I have fallen and I can't get up.
I did great on the cleanse . . . controlled myself, followed directions, etc. Then, I had a series of very busy days, followed by the arrival of company (two teenage girls), followed by more extremely busy days and . . . when I do not plan ahead, I fail.
For instance, I have a large bag of romaine lettuce in the fridge--you know, the one you get from Costco? And all I need to do it clean it so I can have salads for lunch (that's my preferred lunch) and I haven't had time (I haven't MADE time) to do that . . . and I can't even fit a prepared salad into my crowded fridge (it's very small) and so I'd need to clean it out so I'd have a place for the salad. And so it goes.

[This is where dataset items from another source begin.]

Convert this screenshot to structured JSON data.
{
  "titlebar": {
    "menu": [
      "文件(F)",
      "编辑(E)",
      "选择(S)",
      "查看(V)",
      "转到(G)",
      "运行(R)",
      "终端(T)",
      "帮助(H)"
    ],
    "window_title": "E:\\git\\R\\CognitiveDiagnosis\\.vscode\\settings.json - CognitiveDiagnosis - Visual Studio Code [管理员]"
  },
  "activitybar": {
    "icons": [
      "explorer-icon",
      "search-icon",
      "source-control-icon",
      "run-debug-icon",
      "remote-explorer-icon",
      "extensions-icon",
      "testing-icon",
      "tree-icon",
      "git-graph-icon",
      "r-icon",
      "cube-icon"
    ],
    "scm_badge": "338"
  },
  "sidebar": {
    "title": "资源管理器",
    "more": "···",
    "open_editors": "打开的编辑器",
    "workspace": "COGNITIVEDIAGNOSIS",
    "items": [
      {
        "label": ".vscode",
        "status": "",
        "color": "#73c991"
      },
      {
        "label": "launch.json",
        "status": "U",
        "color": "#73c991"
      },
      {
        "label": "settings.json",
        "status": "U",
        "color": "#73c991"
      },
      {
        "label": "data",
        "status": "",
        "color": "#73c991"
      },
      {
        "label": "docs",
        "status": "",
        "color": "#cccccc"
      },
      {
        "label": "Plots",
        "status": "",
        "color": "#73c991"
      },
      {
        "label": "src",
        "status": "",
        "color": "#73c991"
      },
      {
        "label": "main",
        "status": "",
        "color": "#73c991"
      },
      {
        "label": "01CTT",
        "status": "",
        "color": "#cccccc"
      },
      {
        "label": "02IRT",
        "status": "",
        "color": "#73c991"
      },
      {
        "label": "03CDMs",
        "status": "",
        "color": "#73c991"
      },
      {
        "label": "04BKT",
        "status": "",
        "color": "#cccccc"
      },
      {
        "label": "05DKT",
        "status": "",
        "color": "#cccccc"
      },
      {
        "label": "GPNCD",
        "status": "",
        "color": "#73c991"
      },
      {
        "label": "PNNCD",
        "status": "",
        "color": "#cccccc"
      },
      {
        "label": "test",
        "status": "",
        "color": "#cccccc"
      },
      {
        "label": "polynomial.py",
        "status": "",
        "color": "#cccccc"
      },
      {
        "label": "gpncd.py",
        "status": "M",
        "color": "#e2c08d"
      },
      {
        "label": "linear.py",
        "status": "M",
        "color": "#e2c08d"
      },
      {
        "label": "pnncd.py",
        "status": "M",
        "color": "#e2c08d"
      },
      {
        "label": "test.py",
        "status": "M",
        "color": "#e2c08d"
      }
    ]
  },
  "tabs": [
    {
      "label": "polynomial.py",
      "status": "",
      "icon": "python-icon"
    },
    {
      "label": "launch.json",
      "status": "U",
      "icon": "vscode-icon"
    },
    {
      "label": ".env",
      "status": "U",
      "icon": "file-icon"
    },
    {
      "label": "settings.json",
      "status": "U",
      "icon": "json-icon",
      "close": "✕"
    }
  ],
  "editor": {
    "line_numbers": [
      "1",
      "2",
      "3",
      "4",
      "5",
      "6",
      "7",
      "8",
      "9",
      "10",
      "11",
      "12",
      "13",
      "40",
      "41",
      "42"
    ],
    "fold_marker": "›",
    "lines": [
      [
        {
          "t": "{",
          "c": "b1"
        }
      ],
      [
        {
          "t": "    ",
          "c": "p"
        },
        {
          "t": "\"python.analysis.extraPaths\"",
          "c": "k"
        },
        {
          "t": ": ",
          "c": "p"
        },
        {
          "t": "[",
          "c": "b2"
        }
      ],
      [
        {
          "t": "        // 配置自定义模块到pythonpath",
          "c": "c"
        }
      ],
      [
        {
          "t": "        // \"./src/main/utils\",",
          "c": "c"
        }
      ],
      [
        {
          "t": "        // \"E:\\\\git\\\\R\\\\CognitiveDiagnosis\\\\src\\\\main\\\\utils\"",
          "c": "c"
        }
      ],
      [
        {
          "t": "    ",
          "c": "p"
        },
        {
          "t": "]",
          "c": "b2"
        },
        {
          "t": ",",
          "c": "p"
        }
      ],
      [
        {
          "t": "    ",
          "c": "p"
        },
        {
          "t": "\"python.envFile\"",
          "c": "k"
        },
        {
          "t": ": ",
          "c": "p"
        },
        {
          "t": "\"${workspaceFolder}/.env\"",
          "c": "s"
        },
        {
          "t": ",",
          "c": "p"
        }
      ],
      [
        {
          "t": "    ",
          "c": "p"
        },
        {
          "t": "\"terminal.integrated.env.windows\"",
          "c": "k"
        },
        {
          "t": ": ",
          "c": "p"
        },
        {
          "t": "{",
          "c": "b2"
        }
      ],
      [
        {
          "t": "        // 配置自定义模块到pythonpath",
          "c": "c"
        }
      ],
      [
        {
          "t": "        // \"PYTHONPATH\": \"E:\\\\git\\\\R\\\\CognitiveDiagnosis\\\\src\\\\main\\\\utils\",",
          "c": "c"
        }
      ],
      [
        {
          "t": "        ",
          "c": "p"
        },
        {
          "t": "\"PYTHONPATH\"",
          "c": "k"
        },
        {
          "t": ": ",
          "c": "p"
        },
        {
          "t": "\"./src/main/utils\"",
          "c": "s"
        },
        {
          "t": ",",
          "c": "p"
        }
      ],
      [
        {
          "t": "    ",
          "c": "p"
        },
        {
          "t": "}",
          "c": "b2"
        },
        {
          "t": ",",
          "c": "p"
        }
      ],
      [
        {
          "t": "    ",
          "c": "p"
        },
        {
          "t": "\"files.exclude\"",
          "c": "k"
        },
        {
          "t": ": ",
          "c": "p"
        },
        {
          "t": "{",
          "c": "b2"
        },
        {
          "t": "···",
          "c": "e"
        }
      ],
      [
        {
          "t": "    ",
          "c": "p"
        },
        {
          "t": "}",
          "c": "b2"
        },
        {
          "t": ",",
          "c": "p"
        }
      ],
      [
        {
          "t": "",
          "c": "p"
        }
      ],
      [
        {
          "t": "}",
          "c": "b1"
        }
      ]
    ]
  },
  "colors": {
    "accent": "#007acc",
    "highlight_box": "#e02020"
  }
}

Excuses, excuses. Some valid, some lame.
On a positive note, I have noticed a real improvement in my fitness since I started walking 30 rather hilly minutes each day (walking the dog). I had to go up and down stairs over the weekend (at a lacrosse tournament) and didn't notice myself getting out of breath--and I definitely noticed a difference at the beach the other day. There's a set of stairs to go down to the beach and it wasn't so long ago that climbing that set of stairs would leave me gasping for air.
I won't even tell you how bad my eating choices were today, lest hearing about it causes you to think, "Yum, I want that." That's how it is for me, sometimes. I am going along, minding my own business and see a food or hear about it and think I MUST HAVE __________________.
Okay, this is not the end. This is just a bump in the road. Get it together, Mel!